Dry Hole and Operations Clause
Preparing to drill before the end of the primary term extends the lease; however, how much activity is necessary is litigated. A typical 60 or 90-day time frame for new drilling or reworking of a dry hole is stated in this clause. A "good faith" operational standard is often applied by courts.
Right to Remove Fixtures and Limit of Locations
This allows the petroleum company to remove equipment, pipe, etc. and often states that drilling locations must be more than 200 feet from a residence or barn. Well casing typically may not be removed when removal would damage the well or subsurface water, etc. Many OGLs expand this provision with attached additional provisions where roads, gates, cattle guards, etc. are addressed.

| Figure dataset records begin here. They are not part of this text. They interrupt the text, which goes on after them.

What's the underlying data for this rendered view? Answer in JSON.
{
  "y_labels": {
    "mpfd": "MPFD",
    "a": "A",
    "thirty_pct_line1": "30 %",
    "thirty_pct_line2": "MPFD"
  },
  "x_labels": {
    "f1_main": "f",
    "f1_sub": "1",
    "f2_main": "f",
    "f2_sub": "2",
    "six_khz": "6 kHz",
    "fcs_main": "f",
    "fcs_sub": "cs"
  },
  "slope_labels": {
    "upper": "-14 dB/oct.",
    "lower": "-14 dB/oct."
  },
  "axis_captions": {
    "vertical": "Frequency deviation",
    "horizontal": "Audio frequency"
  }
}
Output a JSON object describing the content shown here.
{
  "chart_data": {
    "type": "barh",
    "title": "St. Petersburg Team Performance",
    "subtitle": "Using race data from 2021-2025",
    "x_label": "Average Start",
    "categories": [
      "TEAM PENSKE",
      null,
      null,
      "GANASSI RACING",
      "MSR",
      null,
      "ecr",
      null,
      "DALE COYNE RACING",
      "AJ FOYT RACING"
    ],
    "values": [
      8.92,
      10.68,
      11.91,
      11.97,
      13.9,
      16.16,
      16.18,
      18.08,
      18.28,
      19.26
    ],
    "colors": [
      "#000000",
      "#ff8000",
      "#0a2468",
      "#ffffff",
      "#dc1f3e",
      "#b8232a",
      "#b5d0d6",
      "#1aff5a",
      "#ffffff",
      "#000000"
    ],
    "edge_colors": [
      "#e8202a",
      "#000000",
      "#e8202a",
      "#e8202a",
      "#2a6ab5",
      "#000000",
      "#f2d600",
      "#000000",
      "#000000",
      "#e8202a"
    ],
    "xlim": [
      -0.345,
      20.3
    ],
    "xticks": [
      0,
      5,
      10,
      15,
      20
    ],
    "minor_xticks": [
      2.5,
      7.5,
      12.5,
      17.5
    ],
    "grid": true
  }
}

This prevents OGL termination if the petroleum company makes payments to those it believes to be the correct owners and requires that recorded documentation be furnished if ownership changes. A mineral owner could insert anti-assignment language to prevent transfers without her or his written consent. This might keep a promising area from being acquired surreptitiously by a major company without renegotiation.
Warranty and Subrogation Clause
The mineral owner asserts by warranty that he or she has good title: however, this language might be eliminated as the petroleum company likely knows more about the title than the owner. Furthermore, the petroleum company may pay taxes, mortgages, or other liens and deduct these amounts from monies due ("subrogation"). All outstanding royalty interest owners may be paid by the petroleum company out of the negotiated royalty.
Force majeure literally means "superior force" - overriding events, such as storms, beyond the control of a party. These are described events that excuse or delay performance. In general, the events must be outside of the control of the petroleum company. Courts tend to strictly interpret the precise language utilized.
Many items may be included such as surface use and restoration, water usage, saltwater disposal, insurance, etc. Note that in the absence of an agreement, there is no duty to restore the surface. Carefully consider how restoration will be funded in the event of abandonment or bankruptcy. Perhaps a cash advance placed in an appropriate, and otherwise inaccessible, trust fund is desirable. Carefully crafted language about covered applicable production zones and depths must also be considered. The entire subsurface need not be leased in a single document. Be thoughtful and creative in including supplemental provisions.
This comment provides a brief and incomplete educational overview of a complex subject and is not intended to provide legal advice. Always consult an experienced attorney in specific petroleum and mineral situations.